Честная Лёля

 ВЛАДИСЛАВ КОНДРАТЬЕВ

                ЧЕСТНАЯ ЛЁЛЯ
                небыль

      Сельское застолье, по случаю приезда к родным брата Ладо, в самом разгаре. За богато накрытым столом почётным гостем восседает брат Ладо (хозяйка дома – двоюродная сестра Лёля – называет брата, как привыкла в детстве, братиком), царит хозяйка – Лёля, наслаждается яствами муж Лёли – простой сельский парень с типично сельским именем Эдвард (Лёля как-то призналась братику Ладо, что имя Эдварда сыграло немаловажную, чуть ли не решающую, роль в том, что именно он и стал её избранником), посильно участвует в пиршестве родной брат Лёли – Лёлик, а дядя Барыс, пришедший несколько позднее того, как началось застолье, как обычно, громко и велеречиво выступает на самые разные, интересующие его темы, полагая, что если что-то интересно ему, то оно не может быть неинтересным другим. Приходится слушать. Правда, дядя Барыс – рассказчик интересный, недаром же его, мужчину на шестом десятке лет и очень интересного внешне, заинтересованно слушают, да и не только слушают, вчерашние школьницы (разумеется, совершеннолетия заведомо достигшие, а заведомо недостигшие – с неменьшим интересом только слушают, лелея мысли совершеннолетие поскорее достичь). Дядя Барыс этим очень гордится и хвастается, но хвастается умеренно, только чтобы слушающим стало всё ясно, но не более того.

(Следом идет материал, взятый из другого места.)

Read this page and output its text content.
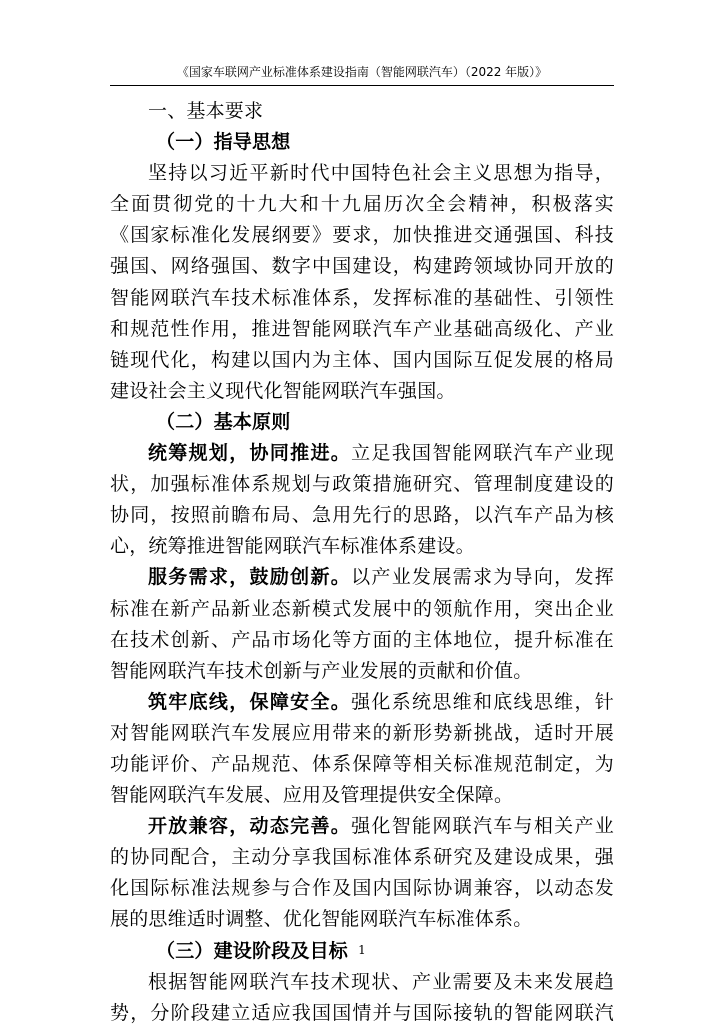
《国家车联网产业标准体系建设指南（智能网联汽车）（2022 年版）》
一、基本要求
（一）指导思想
坚持以习近平新时代中国特色社会主义思想为指导，
全面贯彻党的十九大和十九届历次全会精神，积极落实
《国家标准化发展纲要》要求，加快推进交通强国、科技
强国、网络强国、数字中国建设，构建跨领域协同开放的
智能网联汽车技术标准体系，发挥标准的基础性、引领性
和规范性作用，推进智能网联汽车产业基础高级化、产业
链现代化，构建以国内为主体、国内国际互促发展的格局
建设社会主义现代化智能网联汽车强国。
（二）基本原则
统筹规划，协同推进。立足我国智能网联汽车产业现
状，加强标准体系规划与政策措施研究、管理制度建设的
协同，按照前瞻布局、急用先行的思路，以汽车产品为核
心，统筹推进智能网联汽车标准体系建设。
服务需求，鼓励创新。以产业发展需求为导向，发挥
标准在新产品新业态新模式发展中的领航作用，突出企业
在技术创新、产品市场化等方面的主体地位，提升标准在
智能网联汽车技术创新与产业发展的贡献和价值。
筑牢底线，保障安全。强化系统思维和底线思维，针
对智能网联汽车发展应用带来的新形势新挑战，适时开展
功能评价、产品规范、体系保障等相关标准规范制定，为
智能网联汽车发展、应用及管理提供安全保障。
开放兼容，动态完善。强化智能网联汽车与相关产业
的协同配合，主动分享我国标准体系研究及建设成果，强
化国际标准法规参与合作及国内国际协调兼容，以动态发
展的思维适时调整、优化智能网联汽车标准体系。
（三）建设阶段及目标
根据智能网联汽车技术现状、产业需要及未来发展趋
势，分阶段建立适应我国国情并与国际接轨的智能网联汽
1
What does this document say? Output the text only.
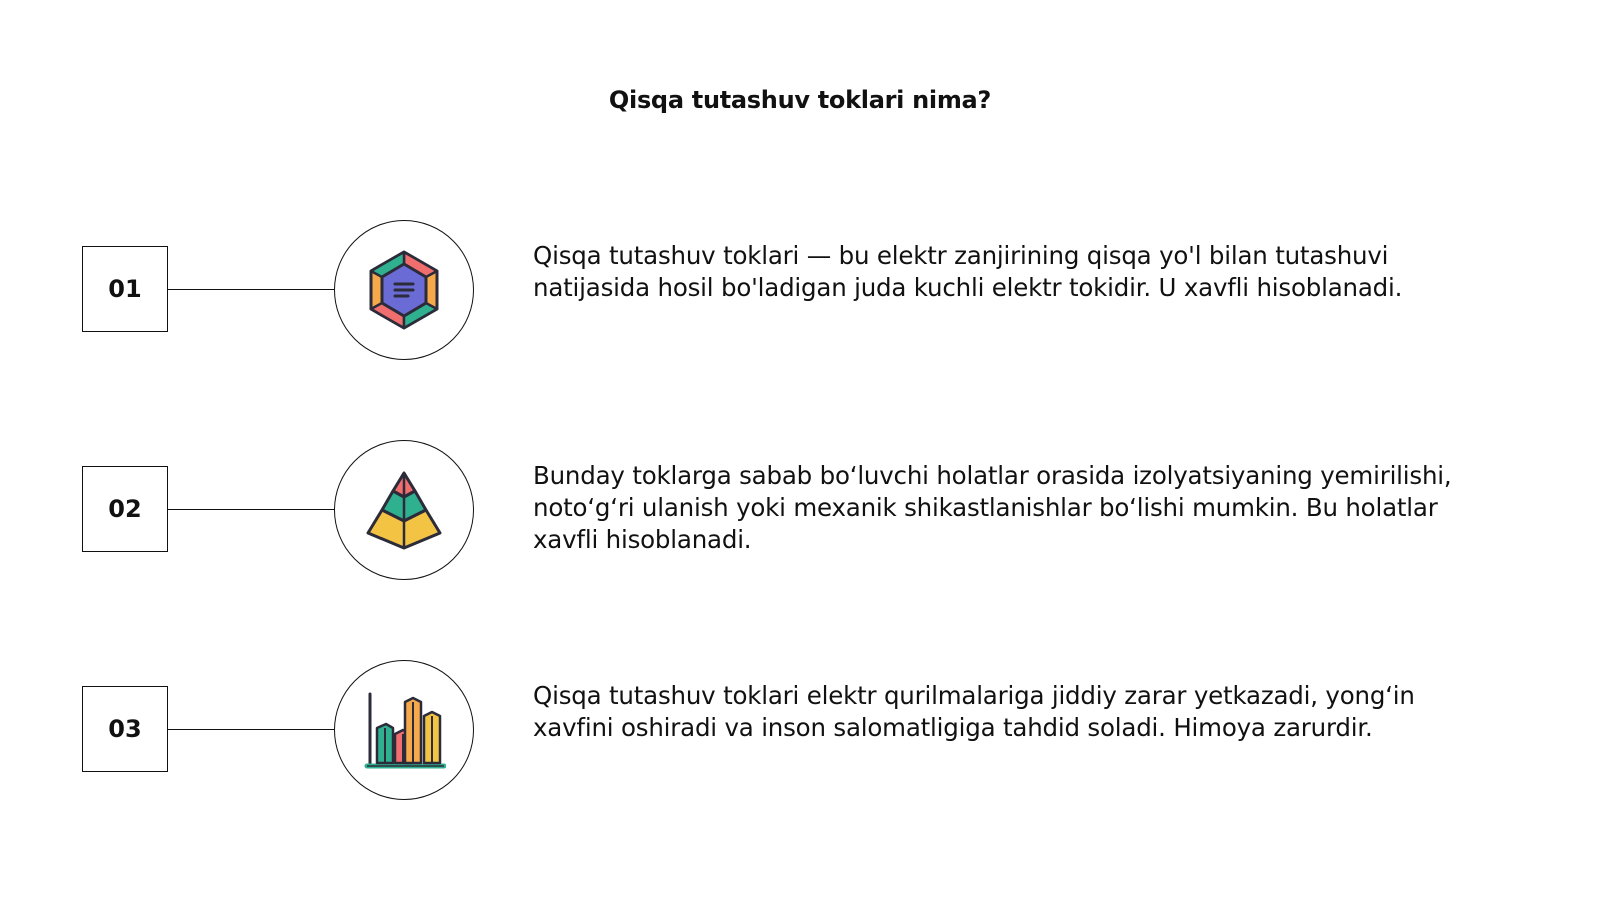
Qisqa tutashuv toklari nima?
01

Qisqa tutashuv toklari — bu elektr zanjirining qisqa yo'l bilan tutashuvi natijasida hosil bo'ladigan juda kuchli elektr tokidir. U xavfli hisoblanadi.

02

Bunday toklarga sabab bo‘luvchi holatlar orasida izolyatsiyaning yemirilishi, noto‘g‘ri ulanish yoki mexanik shikastlanishlar bo‘lishi mumkin. Bu holatlar xavfli hisoblanadi.

03

Qisqa tutashuv toklari elektr qurilmalariga jiddiy zarar yetkazadi, yong‘in xavfini oshiradi va inson salomatligiga tahdid soladi. Himoya zarurdir.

      Дядя Барыс явился к застолью позже других по той причине, что обладает счастливой способностью выпить, совершенно не пьянея, такое количество водки, о котором другой может только мечтать. А то и мечтать не может.Дядя же Барыс не мечтает, а по возможности пьёт. При этом он, на следующий после возлияния день, совершенно не страдает похмельным синдромом, склонности к утреннему питью холодной воды не испытывает, молчалив и задумчив не бывает, от плотного завтрака не отказывается… Словом, бывает свеж и оптимистичен, как молодой огурец, хотя уже и не зелен. Давно не зелен. Дядя Барыс приехал из города (с племянником Ладо он живёт в разных городах) к брату Мишико – отцу Лёли и Лёлика. Мишико, вместе с женой, матерью и отцом жены, перебравшемся на юг после Чернобыльской трагедии, живёт в большом доме, там же живёт, пока присматривается для покупки в городе квартира, Лёлик, а Лёля, выйдя замуж за Эдварда, переселилась в новоотстроенный дядей Мишико дом, где и накрыт сейчас стол по поводу приезда братика Ладо.

      Дяде Барысу с братом Мишико, разумеется, интереснее, чем с молодыми, но брат Мишико, хоть и крепок в бражном состязании, но до старшего брата Барыса ему далеко. Вот и сегодня, они засели с утра за водкой под обильную закуску, дядя Барыс ещё разогреться как следует не успел, а дядя Мишико уже лыка не вяжет. Правда, Мишико отнюдь не слаб, алкогольный удар держать умеет, но куда ему до Барыса. Держал Мишико удар, держал, но и Мохаммед Али падал от ударов, например, 8 марта 1971 года[1]. Правда, Мохаммед Али, хоть и падал, но поднимался, а вот дядя Мишико, как упал, сражённый мощным алкогольным ударом, так и остался лежать.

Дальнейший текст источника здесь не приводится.